What is perhaps less known is that Qadri penned his incendiary fatwa in Ontario, Canada, where he has been living for the last four years. (His exact location is kept confidential for ?security reasons.) Qadri’s fatwa comes on the heels of another similar edict made by twenty Imams associated with the Islamic Supreme Council of Canada, who earlier this year declared that attacks on Canada and the US by extremists are an attack on the 10 million Muslims living there. This was the first fatwa ever to single out North America.The result of these religious declarations is that the strongest and clearest Islamic voices speaking out against international terrorism and suicide bombings at a time when hundreds are being killed almost daily as a result of such attacks in Iraq, Afghanistan and elsewhere is coming from Canada. That’s a somewhat unexpected role for a country better known for its well-capitalised banks and oil from the ?Alberta tar sands.
However on closer inspection, perhaps it’s not so surprising because there is no country that embraces diversity quite like Canada. Consider that the United Nations has called Toronto, the country’s biggest urban centre, the most multi-cultural city in the world, ahead of New York and London.
Nearly half the residents of Toronto were born outside Canada and about the same number belong to visible minorities. Most of Canada’s annual influx of new immigrants settles in the Greater Toronto Area, which has a population of 5.9 million, making it one of the fastest growing urban regions in the Western world. Toronto has a large and prominent Muslim population that lives along side, Hindus, Baha’is, Orthodox and Western Christians, Buddhists, New-Agers and Zoroastrians. Toronto is also home to one of North America’s biggest Jewish communities.
Unlike France, Canada never banned the wearing of the hijab, or headscarf. And unlike Switzerland, it has not restricted on the construction of minarets, the prayer towers of mosques. The fact that Canadian Muslims are speaking out forcefully for tolerance and peace is in part an expression of gratitude for a country that has permitted them to practise their religion openly and freely. In their fatwa, the imams of the Islamic Supreme Council of Canada state: There is no single city in Canada and the US where mosques are not built. Muslims have more freedom to practise Islam here in Canada and the US than many Muslim countries.
For all its multi-culturalism and religious diversity, Canada is not immune from homegrown terror. At present a group of Canadian Muslims known as the Toronto 18 are being tried for plotting to blow up key city landmarks, including the iconic CN Tower, the Toronto Stock Exchange and offices of Canada’s spy agency CSIS.

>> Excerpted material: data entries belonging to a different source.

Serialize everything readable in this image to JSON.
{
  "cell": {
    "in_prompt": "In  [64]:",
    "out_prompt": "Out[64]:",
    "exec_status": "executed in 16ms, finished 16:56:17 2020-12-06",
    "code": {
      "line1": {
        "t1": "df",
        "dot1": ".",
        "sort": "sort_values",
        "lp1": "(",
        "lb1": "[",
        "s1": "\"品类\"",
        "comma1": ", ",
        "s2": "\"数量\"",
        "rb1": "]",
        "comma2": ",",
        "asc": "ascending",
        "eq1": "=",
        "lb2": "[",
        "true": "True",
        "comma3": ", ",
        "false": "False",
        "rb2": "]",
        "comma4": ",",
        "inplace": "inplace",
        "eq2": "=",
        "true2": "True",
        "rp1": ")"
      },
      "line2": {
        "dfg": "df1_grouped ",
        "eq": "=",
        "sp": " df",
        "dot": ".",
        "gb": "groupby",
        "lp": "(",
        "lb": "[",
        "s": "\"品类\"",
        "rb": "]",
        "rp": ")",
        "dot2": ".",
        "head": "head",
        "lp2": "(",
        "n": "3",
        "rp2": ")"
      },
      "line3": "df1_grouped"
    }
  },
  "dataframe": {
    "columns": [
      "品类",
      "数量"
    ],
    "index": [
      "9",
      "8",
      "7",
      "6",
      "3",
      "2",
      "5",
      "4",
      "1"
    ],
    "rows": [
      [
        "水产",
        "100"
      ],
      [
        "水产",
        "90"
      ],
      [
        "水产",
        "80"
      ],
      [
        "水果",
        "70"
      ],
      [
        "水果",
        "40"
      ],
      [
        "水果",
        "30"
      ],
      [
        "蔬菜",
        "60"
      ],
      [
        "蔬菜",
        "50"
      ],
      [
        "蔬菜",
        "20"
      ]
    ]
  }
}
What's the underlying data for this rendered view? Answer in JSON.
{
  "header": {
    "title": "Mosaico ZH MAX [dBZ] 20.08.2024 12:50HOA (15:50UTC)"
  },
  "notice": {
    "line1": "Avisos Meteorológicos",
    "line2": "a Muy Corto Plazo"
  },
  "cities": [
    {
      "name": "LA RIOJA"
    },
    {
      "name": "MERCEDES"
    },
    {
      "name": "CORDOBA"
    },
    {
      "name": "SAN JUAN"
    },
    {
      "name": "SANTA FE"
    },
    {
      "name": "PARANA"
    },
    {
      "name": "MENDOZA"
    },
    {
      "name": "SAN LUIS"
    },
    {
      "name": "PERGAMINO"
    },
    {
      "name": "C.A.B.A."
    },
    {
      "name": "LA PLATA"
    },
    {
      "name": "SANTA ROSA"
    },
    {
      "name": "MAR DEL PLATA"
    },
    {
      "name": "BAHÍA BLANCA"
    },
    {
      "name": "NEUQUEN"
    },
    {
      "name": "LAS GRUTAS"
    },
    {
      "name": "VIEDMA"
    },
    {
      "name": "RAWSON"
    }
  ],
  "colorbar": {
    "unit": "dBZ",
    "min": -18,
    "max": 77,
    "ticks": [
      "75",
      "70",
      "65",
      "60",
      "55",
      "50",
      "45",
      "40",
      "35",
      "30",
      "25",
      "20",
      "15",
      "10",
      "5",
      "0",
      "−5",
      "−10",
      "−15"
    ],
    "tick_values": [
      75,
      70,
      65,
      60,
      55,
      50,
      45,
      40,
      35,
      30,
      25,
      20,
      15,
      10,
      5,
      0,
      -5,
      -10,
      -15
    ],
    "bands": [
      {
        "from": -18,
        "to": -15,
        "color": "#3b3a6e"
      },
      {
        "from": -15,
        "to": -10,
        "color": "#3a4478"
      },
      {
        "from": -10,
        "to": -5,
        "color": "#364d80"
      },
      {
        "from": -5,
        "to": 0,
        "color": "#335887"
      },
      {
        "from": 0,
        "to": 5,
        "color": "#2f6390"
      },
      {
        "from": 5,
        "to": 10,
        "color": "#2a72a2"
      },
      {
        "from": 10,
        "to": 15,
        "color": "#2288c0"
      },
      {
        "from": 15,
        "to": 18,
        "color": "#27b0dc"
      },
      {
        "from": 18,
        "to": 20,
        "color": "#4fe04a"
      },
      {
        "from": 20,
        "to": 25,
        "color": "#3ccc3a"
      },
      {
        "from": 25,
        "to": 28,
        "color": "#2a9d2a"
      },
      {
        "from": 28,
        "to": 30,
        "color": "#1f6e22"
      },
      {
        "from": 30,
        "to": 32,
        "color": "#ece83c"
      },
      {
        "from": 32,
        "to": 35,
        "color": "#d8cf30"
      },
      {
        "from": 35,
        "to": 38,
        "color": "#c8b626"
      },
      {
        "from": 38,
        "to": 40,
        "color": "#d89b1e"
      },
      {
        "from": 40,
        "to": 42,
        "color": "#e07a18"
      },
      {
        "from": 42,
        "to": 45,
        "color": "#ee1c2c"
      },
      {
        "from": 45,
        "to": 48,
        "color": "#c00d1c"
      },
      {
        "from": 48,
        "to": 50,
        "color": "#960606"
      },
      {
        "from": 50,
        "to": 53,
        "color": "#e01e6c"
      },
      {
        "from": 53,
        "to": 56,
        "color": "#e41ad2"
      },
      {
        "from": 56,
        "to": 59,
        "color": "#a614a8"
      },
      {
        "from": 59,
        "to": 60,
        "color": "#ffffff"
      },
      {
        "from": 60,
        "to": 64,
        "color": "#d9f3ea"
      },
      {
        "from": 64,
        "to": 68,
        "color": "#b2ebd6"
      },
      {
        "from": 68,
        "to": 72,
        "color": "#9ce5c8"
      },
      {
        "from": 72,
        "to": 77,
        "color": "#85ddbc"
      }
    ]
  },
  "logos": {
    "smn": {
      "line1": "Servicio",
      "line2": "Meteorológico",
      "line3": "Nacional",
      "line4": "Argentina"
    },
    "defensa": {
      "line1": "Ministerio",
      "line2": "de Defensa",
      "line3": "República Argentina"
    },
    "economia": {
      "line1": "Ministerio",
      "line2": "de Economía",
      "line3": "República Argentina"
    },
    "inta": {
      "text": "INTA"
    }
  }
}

The fatwas issued by Qadri and the Islamic Supreme Council of Canada were in part motivated by the Christmas Day bomber, Umar Farouk Abdulmutallab, the Nigerian who in 2009 failed to detonate a bomb on a US jet flying from Amsterdam to Detroit. Had these religious edicts been made sooner, would they have stopped the Nigerian bomber or the Toronto 18? Perhaps more importantly, will they have any impact on militant groups such as Al Qaeda and the Taleban, who ask followers to strap bombs to their bodies in exchange for a promise of everlasting life in paradise?
In his fatwa, Qadri makes the point that the teachings of the Qur’an condemn terrorists and suicide bombers to hell, not heaven, as their field commanders would have them believe. A serious Islamic scholar like Qadri who arrives at this conclusion after 600 pages of theological discourse is not looking for easy answers, and is impossible to ignore. At least by those who have not forgotten a passage from the Qur’an cited by the Islamic Supreme Council of Canada: When people see a wrongdoer and do nothing to stop him, they may well be visited by God with a punishment. If Islamic scholars and imams in the Muslim world add the sum of their voices to the voices of their Canadian counterparts, the result may surprise everybody.